La reconnaissance sociale par les métiers du bâtiment en milieu populaire rural
Les diplômes et les métiers du secteur tertiaire télétravaillable sont particulièrement valorisés dans les métropoles. Dans le monde rural, les métiers manuels demeurent des voies de réalisation de soi et d’ascension sociale. Le parcours d’un jeune ouvrier devenu entrepreneur à succès rappelle combien les activités et les entreprises du bâtiment marquent les projets professionnels et les réalités économiques dans les territoires ruraux.
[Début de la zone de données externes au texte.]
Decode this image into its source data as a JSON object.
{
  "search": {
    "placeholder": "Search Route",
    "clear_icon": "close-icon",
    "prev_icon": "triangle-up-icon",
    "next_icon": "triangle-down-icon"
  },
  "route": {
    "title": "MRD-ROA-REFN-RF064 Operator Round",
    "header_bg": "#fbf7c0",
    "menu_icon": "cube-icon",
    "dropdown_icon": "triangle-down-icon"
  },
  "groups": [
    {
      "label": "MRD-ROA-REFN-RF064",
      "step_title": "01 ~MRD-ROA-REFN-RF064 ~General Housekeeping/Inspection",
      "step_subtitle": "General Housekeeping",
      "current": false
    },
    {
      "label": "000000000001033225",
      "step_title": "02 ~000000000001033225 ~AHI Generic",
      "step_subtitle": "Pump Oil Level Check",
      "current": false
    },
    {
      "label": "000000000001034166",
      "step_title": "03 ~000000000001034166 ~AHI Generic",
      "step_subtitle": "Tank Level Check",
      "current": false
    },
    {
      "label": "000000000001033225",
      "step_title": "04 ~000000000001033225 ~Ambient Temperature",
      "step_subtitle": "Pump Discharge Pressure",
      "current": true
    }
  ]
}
Ce dimanche matin de mars, le premier qu’il ne passe pas à la chasse depuis quelques mois, Vincent a pris le temps de publier un long post sur sa page Facebook. Son texte d’une quinzaine de lignes, repris avec l’aide de ChatGPT, est agrémenté d’une dizaine de photos soignées. Le texte débute sur un ton revanchard. L’homme de 35 ans, habitant du même petit village de la Meuse depuis sa naissance, fait d’abord un pied de nez à ceux qui l’ont « critiqué », n’ont pas « cru en lui ». Vincent martèle ensuite que chacun « peut y arriver », qu’il suffit d’« y croire », à condition, bien entendu, de ne pas « être un fainéant ». Viennent ensuite les photos d’une imposante maison neuve de 250 mètres carrés, plantée sur une grande parcelle de terrain engazonné. L’entrée par un portail en fer forgé récupéré dans les environs rappelle les demeures bourgeoises qu’il admire sur les réseaux sociaux ou dans les films. De larges parties de la bâtisse sont dévolues à la réception des amis, à l’intérieur comme à l’extérieur, grâce au billard, à la piscine, au terrain de pétanque, à la cuisine d’été et au Jacuzzi. Les enfants ont leur trampoline, leur tyrolienne, leur balançoire. La pendaison de crémaillère est prévue dans quelques jours et s’annonce mémorable.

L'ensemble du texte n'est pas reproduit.